Вон Елизаров у брата своего родного жену отбил… с дочерью его даже… с племянницей родной… да разве мало грешников на земле? Неужели же только я один достоин быть покаранным в светлый день воскресения твоего?! О господи… разве я по своей воле? Жизнь такая… не я сотворил её, господи, — все мы грешны пред тобою… Прости меня: сердцем каюсь тебе. Как иначе жить мне, коли есть многие, живущие хуже меня, и не наказываешь ты их?
Он стоял, прижавшись к металлу колокола, и бормотал вполголоса иссохшим от волнения языком свои молитвы и жалобы, подавленный вихрем мыслей, воспоминаний, вспыхивавших и угасавших в нём наподобие искр. Он чувствовал себя несправедливо обиженным, не по вине наказанным. В нём билось какое-то сильное слово к богу, но он никак не мог сказать его.
Предутренняя свежесть охватила его разгорячённое тело; он вздрогнул и надел поддёвку, отойдя от колокола… Когда он уходил, то погладил его рукой, как бы жалея гулкую медь. Он сел на верхнюю ступеньку лестницы и, спустив ноги вниз, задумался, глядя вдаль и чувствуя внутри себя щемящий сердце тоскливый холод.
…Снизу кто-то шёл… Вот на повороте лестницы показалась лысая голова Луки. Он чуть не наткнулся на Прахова, остановился, почесал поясницу и равнодушно заговорил:
— А я было… к обедне ударить иду… Как колокол-то? Лопнул, говорят?
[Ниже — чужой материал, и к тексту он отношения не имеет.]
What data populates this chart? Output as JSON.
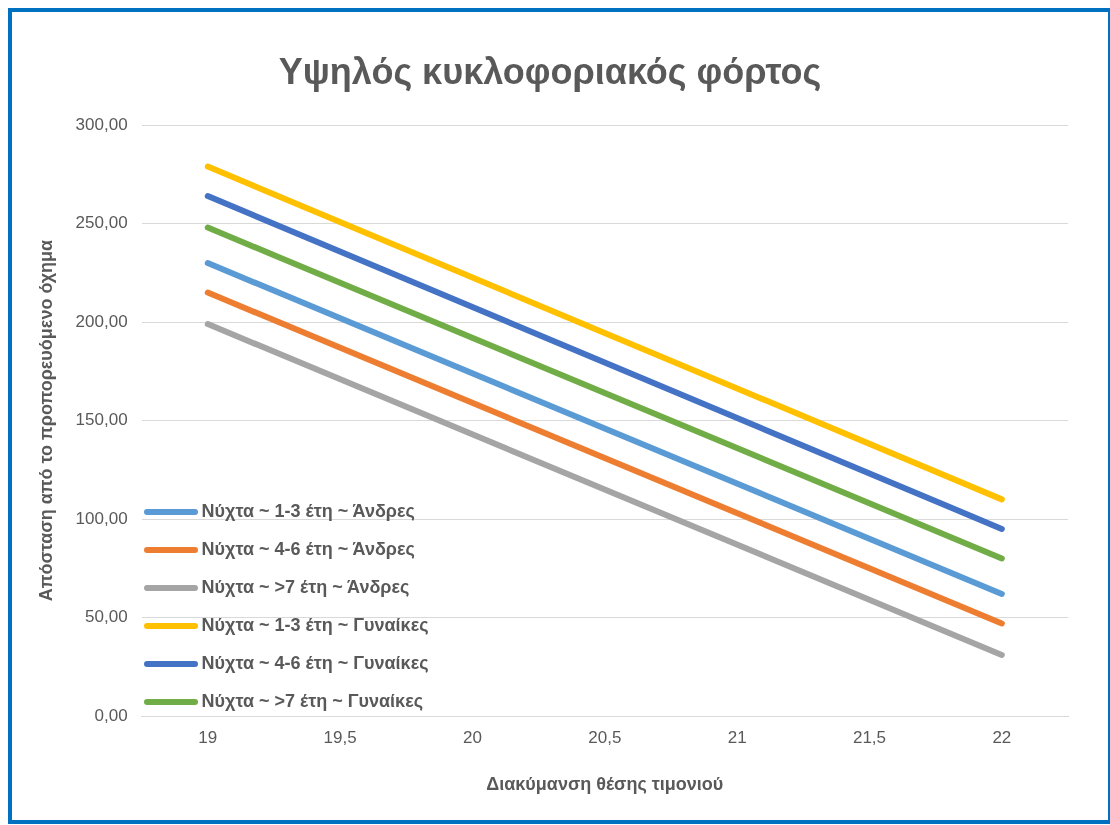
{
  "chart_data": {
    "type": "line",
    "title": "Υψηλός κυκλοφοριακός φόρτος",
    "xlabel": "Διακύμανση θέσης τιμονιού",
    "ylabel": "Απόσταση από το προπορευόμενο όχημα",
    "x": [
      19,
      22
    ],
    "series": [
      {
        "name": "Νύχτα ~ 1-3 έτη ~ Άνδρες",
        "color": "#5b9bd5",
        "values": [
          230,
          62
        ]
      },
      {
        "name": "Νύχτα ~ 4-6 έτη ~ Άνδρες",
        "color": "#ed7d31",
        "values": [
          215,
          47
        ]
      },
      {
        "name": "Νύχτα ~ >7 έτη ~ Άνδρες",
        "color": "#a5a5a5",
        "values": [
          199,
          31
        ]
      },
      {
        "name": "Νύχτα ~ 1-3 έτη ~ Γυναίκες",
        "color": "#ffc000",
        "values": [
          279,
          110
        ]
      },
      {
        "name": "Νύχτα ~ 4-6 έτη ~ Γυναίκες",
        "color": "#4472c4",
        "values": [
          264,
          95
        ]
      },
      {
        "name": "Νύχτα ~ >7 έτη ~ Γυναίκες",
        "color": "#70ad47",
        "values": [
          248,
          80
        ]
      }
    ],
    "xlim": [
      18.75,
      22.25
    ],
    "xticks": [
      19,
      {
        "value": 19.5,
        "label": "19,5"
      },
      20,
      {
        "value": 20.5,
        "label": "20,5"
      },
      21,
      {
        "value": 21.5,
        "label": "21,5"
      },
      22
    ],
    "ylim": [
      0,
      300
    ],
    "yticks": [
      {
        "value": 0,
        "label": "0,00"
      },
      {
        "value": 50,
        "label": "50,00"
      },
      {
        "value": 100,
        "label": "100,00"
      },
      {
        "value": 150,
        "label": "150,00"
      },
      {
        "value": 200,
        "label": "200,00"
      },
      {
        "value": 250,
        "label": "250,00"
      },
      {
        "value": 300,
        "label": "300,00"
      }
    ],
    "grid": "y",
    "legend": "bottom left",
    "marker": "none",
    "line_style": "solid"
  }
}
— В полиелей ударь… — кратко бросил ему Антип Никитич.
— Это можно… Лопнул, видно, и в самом деле… Оказия-то! Под светло христово воскресенье и — вдруг… Грехи, видно, наши… Не стерпела медь-то…
По мере того как он спускался всё ниже по скрипучим ступеням лестницы, спокойный голос его становился всё слабее и наконец замер. Прахов, когда Лука уходил, смотрел сверху вниз на его лысину и думал, — жалеет его Лука или нет? И, так как лысина блестела металлически холодно, — Прахов заключил, что Луке всё равно и что он ничуть не жалеет его.
— Господи помилуй! — вздохнул он.
В голове его неумолкаемо звучало эхо колокольного звона, и каждый удар имел странное свойство будить прошлое.
Возникали в памяти картины и события, давно уже забытые им. И едкое чувство тоски жгло его сердце, всё усиливаясь и возрастая. Вспоминая прошлую жизнь, он видел в ней много такого, чего бы он мог и не делать и что не отягощало бы теперь его душу. Много было в его жизни излишней жестокости к людям и жадности к деньгам…
…А уже день наступал.
Там, на горизонте, откуда выплыла в небо туча, светилась бледно-розовая полоска света, и тусклые пятна воды на лугах стали светлее, точно пыль лежала на них и теперь поднялась.
Туча в небе над колокольней разорвалась на пышные тёмные куски, и они медленно расползались в пространстве, открывая голубые пятна неба со звёздами, уже терявшими свой блеск в предчувствии рассвета…
— Христос воскресе! — чуть донёсся до колокольни возглас священника.
Антип Никитич дрогнул и встал на ноги… Там, внизу, раздался странный гул, похожий на внезапный порыв ветра, налетевший на лес.